Sur les demandes accessoires :
Le jugement sera infirmé des chefs des dépens et de l'indemnité procédurale allouée à la société Polybail.
Partie perdante, la société Polybail sera condamnée aux dépens de première instance et d'appel et au paiement à la liquidation judiciaire de la société Rago d'une somme globale de 15.000 euros au titre des frais irrépétibles exposés en première instance et en cause d'appel.
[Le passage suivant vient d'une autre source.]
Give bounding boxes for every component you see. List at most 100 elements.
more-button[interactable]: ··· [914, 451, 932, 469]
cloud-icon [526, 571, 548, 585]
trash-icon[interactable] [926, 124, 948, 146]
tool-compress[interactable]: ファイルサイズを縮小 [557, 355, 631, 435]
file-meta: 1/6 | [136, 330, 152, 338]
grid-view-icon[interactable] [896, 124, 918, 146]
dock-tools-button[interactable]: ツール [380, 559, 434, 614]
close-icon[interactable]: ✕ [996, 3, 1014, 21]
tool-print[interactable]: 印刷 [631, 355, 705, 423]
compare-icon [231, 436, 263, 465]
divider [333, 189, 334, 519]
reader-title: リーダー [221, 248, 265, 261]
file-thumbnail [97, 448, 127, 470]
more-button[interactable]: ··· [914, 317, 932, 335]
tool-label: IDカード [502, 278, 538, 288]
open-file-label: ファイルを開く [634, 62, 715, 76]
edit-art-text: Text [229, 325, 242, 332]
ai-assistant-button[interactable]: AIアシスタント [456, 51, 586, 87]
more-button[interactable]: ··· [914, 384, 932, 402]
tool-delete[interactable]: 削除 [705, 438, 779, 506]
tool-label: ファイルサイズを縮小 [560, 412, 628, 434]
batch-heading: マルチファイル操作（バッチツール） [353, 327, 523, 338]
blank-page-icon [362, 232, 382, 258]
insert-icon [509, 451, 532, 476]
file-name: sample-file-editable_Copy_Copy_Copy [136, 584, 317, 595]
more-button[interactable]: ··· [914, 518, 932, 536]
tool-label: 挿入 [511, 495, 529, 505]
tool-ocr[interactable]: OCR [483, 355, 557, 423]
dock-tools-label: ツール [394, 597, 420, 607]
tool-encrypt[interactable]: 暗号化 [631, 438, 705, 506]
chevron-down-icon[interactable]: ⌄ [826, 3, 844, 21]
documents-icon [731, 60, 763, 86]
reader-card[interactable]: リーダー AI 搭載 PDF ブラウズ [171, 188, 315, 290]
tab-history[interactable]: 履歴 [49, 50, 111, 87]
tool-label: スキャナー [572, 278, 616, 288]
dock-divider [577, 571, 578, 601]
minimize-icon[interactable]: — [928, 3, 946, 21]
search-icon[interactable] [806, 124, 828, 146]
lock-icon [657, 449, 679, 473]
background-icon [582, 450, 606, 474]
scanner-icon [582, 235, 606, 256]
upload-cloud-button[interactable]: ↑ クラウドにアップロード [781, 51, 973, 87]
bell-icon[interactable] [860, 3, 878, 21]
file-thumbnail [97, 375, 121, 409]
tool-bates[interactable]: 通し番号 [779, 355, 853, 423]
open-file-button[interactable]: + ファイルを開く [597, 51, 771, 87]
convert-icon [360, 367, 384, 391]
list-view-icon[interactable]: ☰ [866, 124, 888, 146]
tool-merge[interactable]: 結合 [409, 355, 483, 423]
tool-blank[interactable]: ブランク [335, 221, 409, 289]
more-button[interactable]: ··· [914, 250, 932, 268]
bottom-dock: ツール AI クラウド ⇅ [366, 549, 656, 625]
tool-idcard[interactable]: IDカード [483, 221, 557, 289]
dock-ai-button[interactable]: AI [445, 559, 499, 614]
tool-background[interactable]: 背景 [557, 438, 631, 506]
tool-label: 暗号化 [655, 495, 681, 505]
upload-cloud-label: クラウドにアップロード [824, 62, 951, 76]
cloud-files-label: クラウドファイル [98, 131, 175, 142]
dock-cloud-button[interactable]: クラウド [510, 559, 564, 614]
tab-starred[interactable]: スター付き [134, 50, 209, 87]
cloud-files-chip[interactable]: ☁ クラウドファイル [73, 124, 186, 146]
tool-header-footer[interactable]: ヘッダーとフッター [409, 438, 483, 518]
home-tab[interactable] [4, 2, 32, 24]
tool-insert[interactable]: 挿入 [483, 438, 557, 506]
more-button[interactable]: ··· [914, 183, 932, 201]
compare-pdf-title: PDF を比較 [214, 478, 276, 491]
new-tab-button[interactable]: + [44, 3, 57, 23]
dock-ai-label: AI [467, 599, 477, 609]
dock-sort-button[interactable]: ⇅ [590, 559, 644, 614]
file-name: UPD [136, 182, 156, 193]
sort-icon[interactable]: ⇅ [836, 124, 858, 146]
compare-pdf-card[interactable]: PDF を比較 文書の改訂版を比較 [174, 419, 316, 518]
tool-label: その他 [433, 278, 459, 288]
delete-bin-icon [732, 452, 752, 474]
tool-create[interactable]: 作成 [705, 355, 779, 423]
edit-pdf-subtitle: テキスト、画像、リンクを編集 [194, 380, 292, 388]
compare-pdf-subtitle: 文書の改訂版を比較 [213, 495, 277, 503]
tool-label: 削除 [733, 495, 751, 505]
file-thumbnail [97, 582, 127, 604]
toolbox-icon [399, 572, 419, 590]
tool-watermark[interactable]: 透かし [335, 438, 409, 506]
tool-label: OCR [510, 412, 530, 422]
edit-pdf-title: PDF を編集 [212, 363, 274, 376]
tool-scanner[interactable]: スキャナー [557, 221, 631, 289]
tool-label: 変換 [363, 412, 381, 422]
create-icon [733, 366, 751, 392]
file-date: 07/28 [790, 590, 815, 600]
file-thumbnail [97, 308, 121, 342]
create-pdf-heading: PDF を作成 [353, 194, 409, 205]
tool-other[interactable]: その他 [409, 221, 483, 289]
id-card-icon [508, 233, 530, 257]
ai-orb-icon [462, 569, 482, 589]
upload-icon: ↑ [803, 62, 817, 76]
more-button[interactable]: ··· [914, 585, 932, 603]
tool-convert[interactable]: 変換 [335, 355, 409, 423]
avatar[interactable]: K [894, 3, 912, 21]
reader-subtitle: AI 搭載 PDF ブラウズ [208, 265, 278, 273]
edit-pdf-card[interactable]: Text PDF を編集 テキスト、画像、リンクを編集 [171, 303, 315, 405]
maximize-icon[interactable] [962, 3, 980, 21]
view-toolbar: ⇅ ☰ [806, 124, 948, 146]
Elle sera déboutée de sa propre demande fondée sur l'article 700 du code de procédure civile.
PAR CES MOTIFS
La Cour statuant contradictoirement,
Infirme le jugement du 27 juin 2022, rectifié par jugement du 30 janvier 2023, en toutes ses dispositions sauf en ce qu'il a débouté la société Polybail de sa demande indemnitaire au titre du retard de chantier ;
Statuant à nouveau et y ajoutant,
Prononce l'annulation du bail commercial conclu le 7 juin 2016 entre la société Polybail et la société Rago systèmes ;
Condamne en conséquence la société Polybail à restituer à la société Alliance ès qualités la somme de 530.024,22 euros au titre des loyers et accessoires perçus en exécution du bail commercial annulé, avec application des intérêts au taux légal à chacune des sommes versées par la société Rago en exécution du bail annulé à compter pour chacune de ces sommes de la date de leur paiement ;
Ordonne la capitalisation des intérêts ;
Condamne en outre la société Polybail à payer à la société Alliance ès qualités la somme de 29.844 euros à titre de dommages et intérêts, avec intérêts au taux légal à compter du présent arrêt et ordonne la capitalisation de ces intérêts ;
Dit n'y avoir lieu, en conséquence de l'annulation du bail commercial, de statuer sur la demande de la société Polybail de réformation du jugement en ce qu'il a annulé la clause résolutoire et de condamnation de la société Alliance ès qualités en paiement de la somme de 287.165,47 euros au titre de l'arriéré locatif arrêté au 2ème trimestre 2022 inclus et d'inscription de cette somme au passif de la société Rago systèmes ;
Condamne la société Polybail à payer à la société Alliance ès qualités la somme de 15.000 euros en application de l'article 700 du code de procédure civile au titre des frais irrépétibles exposés par les appelantes en première instance et en cause d'appel ;
Condamne la société Polybail aux dépens de première instance et d'appel.
Prononcé publiquement par mise à disposition de l'arrêt au greffe de la cour, les parties en ayant été préalablement avisées dans les conditions prévues au deuxième alinéa de l'article 450 du code de procédure civile.